BLKは高剛性のカーボンファイバー、KONTROLはグラスファイバーを使用している。
カーボンは硬すぎるため、敢えてKONTROLを使うプロ選手もいるらしいので、今回はとりあえずKONTROLを購入した。
ソールスターは、シューズに合わせたサイズを購入して、切らずに使うことになっている。
ただ、今回はシューズ付属インソールの長さを測り、42サイズのシューズ(TREK RSL Road)に対して43サイズのインソールを購入した。ちなみにインソールの全長は273mm程度(43サイズ)だった。
箱を開けると重量感のある立体的なインソールが出てくる。インソール自体は硬く、容易には曲がらない。
下の写真の角度で見るとわかりやすいが、土踏まずというより、踵内側が大きく盛り上がった形状になっている。
インソール中央付近にはグラスファイバー製のコアが配置されている。
このコアが土踏まずを支え、ペダリングで踏み込む足を安定させるが、同時に僅かに変形するようになっている。
BLKはここがカーボン製でガチガチに硬く、より高出力な踏み込みに対しても変形を抑えられるらしい。
よく見ると多層構造になっており、母指球と小指球の間に膨らみがあったり、踵が凹んでいたりと複雑な形状だ。高いだけはある。
重量を測ってみると、ご覧の通り。かなりの重量級だ。
手元にあったスペシャのBGインソールと比べると、なんと80g差。ヒルクライマーが卒倒しそうだ。
ちなみにスペシャのインソールが特別軽いわけではない。ハイエンドシューズのインソールは40~50g程度だ。
このインソール、重量差を正当化出来るほど良いのかどうかが評価のポイントになる。
使用感
シューズを履いて走り出すと、最初は土踏まずが圧迫される感覚があった。失敗したかと思ったが、しばらく走ると違和感はなくなった。
ソックスの厚みや体調で変化するのか、ちょっと痛い日もあれば、逆に全く気にならない日もあった。いずれにせよ、私の場合は馴染む範囲らしい。

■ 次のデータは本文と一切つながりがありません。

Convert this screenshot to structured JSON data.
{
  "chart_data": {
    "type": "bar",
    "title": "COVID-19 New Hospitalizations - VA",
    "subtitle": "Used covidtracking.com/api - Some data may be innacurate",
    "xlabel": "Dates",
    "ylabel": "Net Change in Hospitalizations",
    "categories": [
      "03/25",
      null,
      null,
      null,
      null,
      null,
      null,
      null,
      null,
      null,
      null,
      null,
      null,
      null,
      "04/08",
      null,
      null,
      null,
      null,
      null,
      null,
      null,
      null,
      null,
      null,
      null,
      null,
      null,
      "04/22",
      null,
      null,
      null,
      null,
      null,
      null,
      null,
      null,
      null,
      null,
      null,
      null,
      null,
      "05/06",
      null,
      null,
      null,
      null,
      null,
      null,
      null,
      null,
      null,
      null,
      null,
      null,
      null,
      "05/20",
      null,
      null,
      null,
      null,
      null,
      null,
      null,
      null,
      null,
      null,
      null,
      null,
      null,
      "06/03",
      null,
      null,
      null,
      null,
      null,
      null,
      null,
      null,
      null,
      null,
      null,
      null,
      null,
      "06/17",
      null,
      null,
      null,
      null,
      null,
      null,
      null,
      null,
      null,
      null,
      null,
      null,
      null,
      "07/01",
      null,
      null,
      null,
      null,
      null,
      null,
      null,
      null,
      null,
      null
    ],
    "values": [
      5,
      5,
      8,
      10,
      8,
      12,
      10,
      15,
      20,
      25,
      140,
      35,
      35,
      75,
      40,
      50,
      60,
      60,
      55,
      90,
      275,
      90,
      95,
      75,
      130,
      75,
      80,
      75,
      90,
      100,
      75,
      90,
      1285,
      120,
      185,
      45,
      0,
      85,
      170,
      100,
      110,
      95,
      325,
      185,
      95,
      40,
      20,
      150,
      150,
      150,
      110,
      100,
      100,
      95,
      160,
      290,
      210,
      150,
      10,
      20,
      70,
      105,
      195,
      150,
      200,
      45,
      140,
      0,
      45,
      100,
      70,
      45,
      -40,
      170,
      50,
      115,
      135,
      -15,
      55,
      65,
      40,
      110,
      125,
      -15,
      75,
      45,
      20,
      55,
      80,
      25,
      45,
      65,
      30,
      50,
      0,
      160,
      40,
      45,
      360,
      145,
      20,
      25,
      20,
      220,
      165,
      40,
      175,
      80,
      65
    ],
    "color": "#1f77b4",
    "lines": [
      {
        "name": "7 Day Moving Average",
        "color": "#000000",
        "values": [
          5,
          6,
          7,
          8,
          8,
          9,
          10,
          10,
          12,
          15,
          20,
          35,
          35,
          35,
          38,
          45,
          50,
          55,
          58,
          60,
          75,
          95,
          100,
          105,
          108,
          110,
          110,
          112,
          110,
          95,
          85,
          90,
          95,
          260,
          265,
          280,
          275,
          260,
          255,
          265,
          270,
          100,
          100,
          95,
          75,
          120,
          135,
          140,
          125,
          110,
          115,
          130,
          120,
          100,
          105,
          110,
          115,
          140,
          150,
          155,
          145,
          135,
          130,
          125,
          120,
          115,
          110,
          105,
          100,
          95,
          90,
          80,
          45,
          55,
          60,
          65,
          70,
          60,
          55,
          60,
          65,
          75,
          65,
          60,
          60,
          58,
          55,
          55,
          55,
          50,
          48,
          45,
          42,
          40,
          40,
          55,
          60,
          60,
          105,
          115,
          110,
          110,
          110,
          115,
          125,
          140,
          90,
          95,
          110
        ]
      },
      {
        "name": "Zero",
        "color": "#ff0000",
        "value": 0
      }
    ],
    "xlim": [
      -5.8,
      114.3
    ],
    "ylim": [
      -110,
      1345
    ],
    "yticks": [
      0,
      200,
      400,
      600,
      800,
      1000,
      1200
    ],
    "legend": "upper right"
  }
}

ただ、足のアーチが低い、扁平足気味の人は痛くなるんじゃないかと思う。
何日か乗り込むと、このインソールの特徴「スタビリゼーションデルタ」がどういうコンセプトかわかってきた。
下図の①には硬い芯があり、③は②よりわずかに低くなっている。
したがって、踵内側は持ち上げられ、小指球を支え、母指球は少し低くなることで足をねじるような力がかかり、足首から下がガッチリ固定されるのだ。

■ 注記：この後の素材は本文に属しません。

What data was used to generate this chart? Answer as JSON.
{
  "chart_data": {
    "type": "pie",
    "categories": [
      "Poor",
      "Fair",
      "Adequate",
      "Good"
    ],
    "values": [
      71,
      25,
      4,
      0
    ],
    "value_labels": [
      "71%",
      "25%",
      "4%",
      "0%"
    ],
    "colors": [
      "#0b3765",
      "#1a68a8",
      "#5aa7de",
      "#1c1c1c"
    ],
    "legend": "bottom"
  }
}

足裏とシューズの隙間を埋める通常のインソールとは異なり、ソールスターはこの3点で骨の位置を固定する。
足首から下の動きが制限された結果、足が左右にブレず、まっすぐ踏み込めるようになる。
ヒルクライムやダンシングといった高トルクが掛かる場面や、ペダリングが乱れるスプリント時には特に安定感を感じた。
かなり硬いインソールなので長距離で足裏が痛くならないか心配だったが、アワイチ160kmくらいでは問題は起こらなかった。
まとめ:足首から下をガッチリ固定
「スタビリゼーションデルタ」で足をねじり、踏み込み時の安定感を高めるというコンセプトのソールスター。

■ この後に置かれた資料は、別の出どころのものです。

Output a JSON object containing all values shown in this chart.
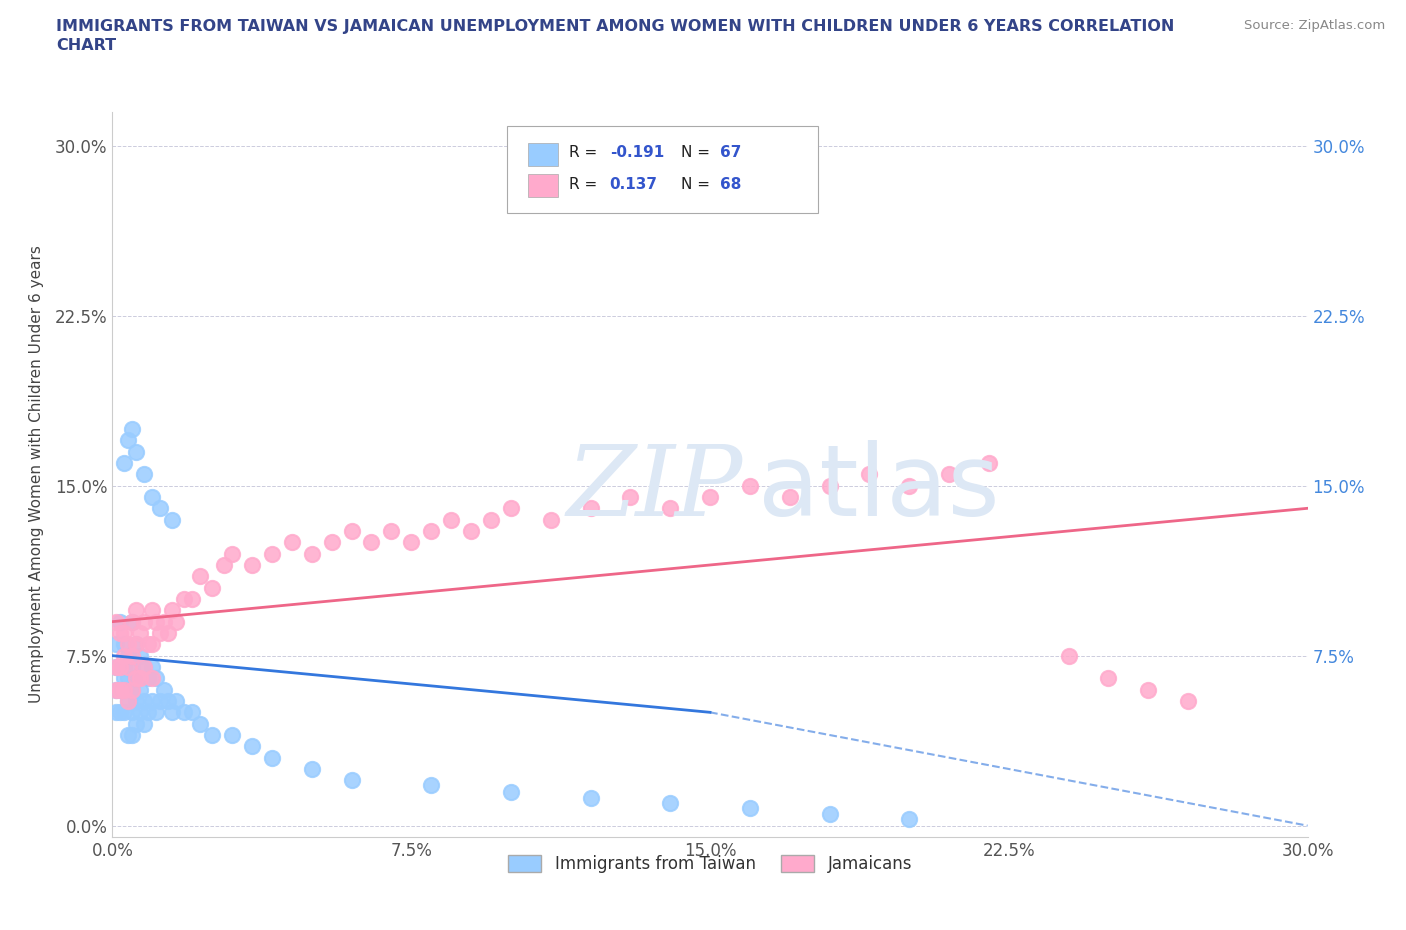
{
  "title": "IMMIGRANTS FROM TAIWAN VS JAMAICAN UNEMPLOYMENT AMONG WOMEN WITH CHILDREN UNDER 6 YEARS CORRELATION\nCHART",
  "source": "Source: ZipAtlas.com",
  "ylabel": "Unemployment Among Women with Children Under 6 years",
  "xlim": [
    0.0,
    0.3
  ],
  "ylim": [
    -0.005,
    0.315
  ],
  "xticks": [
    0.0,
    0.075,
    0.15,
    0.225,
    0.3
  ],
  "xtick_labels": [
    "0.0%",
    "7.5%",
    "15.0%",
    "22.5%",
    "30.0%"
  ],
  "yticks": [
    0.0,
    0.075,
    0.15,
    0.225,
    0.3
  ],
  "ytick_labels": [
    "0.0%",
    "7.5%",
    "15.0%",
    "22.5%",
    "30.0%"
  ],
  "taiwan_color": "#99ccff",
  "jamaica_color": "#ffaacc",
  "taiwan_line_color": "#3377dd",
  "jamaica_line_color": "#ee6688",
  "R_taiwan": -0.191,
  "N_taiwan": 67,
  "R_jamaica": 0.137,
  "N_jamaica": 68,
  "legend_label_taiwan": "Immigrants from Taiwan",
  "legend_label_jamaica": "Jamaicans",
  "taiwan_x": [
    0.001,
    0.001,
    0.001,
    0.001,
    0.002,
    0.002,
    0.002,
    0.002,
    0.003,
    0.003,
    0.003,
    0.003,
    0.003,
    0.004,
    0.004,
    0.004,
    0.004,
    0.005,
    0.005,
    0.005,
    0.005,
    0.005,
    0.006,
    0.006,
    0.006,
    0.006,
    0.007,
    0.007,
    0.007,
    0.008,
    0.008,
    0.008,
    0.009,
    0.009,
    0.01,
    0.01,
    0.011,
    0.011,
    0.012,
    0.013,
    0.014,
    0.015,
    0.016,
    0.018,
    0.02,
    0.022,
    0.025,
    0.03,
    0.035,
    0.04,
    0.05,
    0.06,
    0.08,
    0.1,
    0.12,
    0.14,
    0.16,
    0.18,
    0.2,
    0.003,
    0.004,
    0.005,
    0.006,
    0.008,
    0.01,
    0.012,
    0.015
  ],
  "taiwan_y": [
    0.05,
    0.06,
    0.07,
    0.08,
    0.05,
    0.06,
    0.07,
    0.09,
    0.05,
    0.06,
    0.065,
    0.07,
    0.08,
    0.04,
    0.055,
    0.065,
    0.075,
    0.04,
    0.05,
    0.06,
    0.07,
    0.09,
    0.045,
    0.055,
    0.065,
    0.08,
    0.05,
    0.06,
    0.075,
    0.045,
    0.055,
    0.07,
    0.05,
    0.065,
    0.055,
    0.07,
    0.05,
    0.065,
    0.055,
    0.06,
    0.055,
    0.05,
    0.055,
    0.05,
    0.05,
    0.045,
    0.04,
    0.04,
    0.035,
    0.03,
    0.025,
    0.02,
    0.018,
    0.015,
    0.012,
    0.01,
    0.008,
    0.005,
    0.003,
    0.16,
    0.17,
    0.175,
    0.165,
    0.155,
    0.145,
    0.14,
    0.135
  ],
  "jamaica_x": [
    0.001,
    0.001,
    0.001,
    0.002,
    0.002,
    0.002,
    0.003,
    0.003,
    0.003,
    0.004,
    0.004,
    0.004,
    0.005,
    0.005,
    0.005,
    0.006,
    0.006,
    0.006,
    0.007,
    0.007,
    0.008,
    0.008,
    0.009,
    0.01,
    0.01,
    0.01,
    0.011,
    0.012,
    0.013,
    0.014,
    0.015,
    0.016,
    0.018,
    0.02,
    0.022,
    0.025,
    0.028,
    0.03,
    0.035,
    0.04,
    0.045,
    0.05,
    0.055,
    0.06,
    0.065,
    0.07,
    0.075,
    0.08,
    0.085,
    0.09,
    0.095,
    0.1,
    0.11,
    0.12,
    0.13,
    0.14,
    0.15,
    0.16,
    0.17,
    0.18,
    0.19,
    0.2,
    0.21,
    0.22,
    0.24,
    0.25,
    0.26,
    0.27
  ],
  "jamaica_y": [
    0.06,
    0.07,
    0.09,
    0.06,
    0.07,
    0.085,
    0.06,
    0.075,
    0.085,
    0.055,
    0.07,
    0.08,
    0.06,
    0.075,
    0.09,
    0.065,
    0.08,
    0.095,
    0.065,
    0.085,
    0.07,
    0.09,
    0.08,
    0.065,
    0.08,
    0.095,
    0.09,
    0.085,
    0.09,
    0.085,
    0.095,
    0.09,
    0.1,
    0.1,
    0.11,
    0.105,
    0.115,
    0.12,
    0.115,
    0.12,
    0.125,
    0.12,
    0.125,
    0.13,
    0.125,
    0.13,
    0.125,
    0.13,
    0.135,
    0.13,
    0.135,
    0.14,
    0.135,
    0.14,
    0.145,
    0.14,
    0.145,
    0.15,
    0.145,
    0.15,
    0.155,
    0.15,
    0.155,
    0.16,
    0.075,
    0.065,
    0.06,
    0.055
  ]
}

土踏まずのアーチを支えつつ足裏とシューズの隙間を埋める通常のインソールとは異なるコンセプトだが、その効果は、特に高負荷のペダリングではっきり感じられた。トッププロに支持されているというのも頷ける。
一方で欠点は、インソール自体の重量が重いことと、厚みがありスタックハイトが高くなってしまうことだ。
また、既製品ゆえ、足の形によっては合わない人もいるだろう。
確かに価格は高い。両足それぞれで50ユーロ紙幣を踏んでいるようなもので、試すのには勇気がいる。
ただ、限られた力をより効率よくバイクに伝え、より速く走りたいのなら、値打ちのある投資だと思う。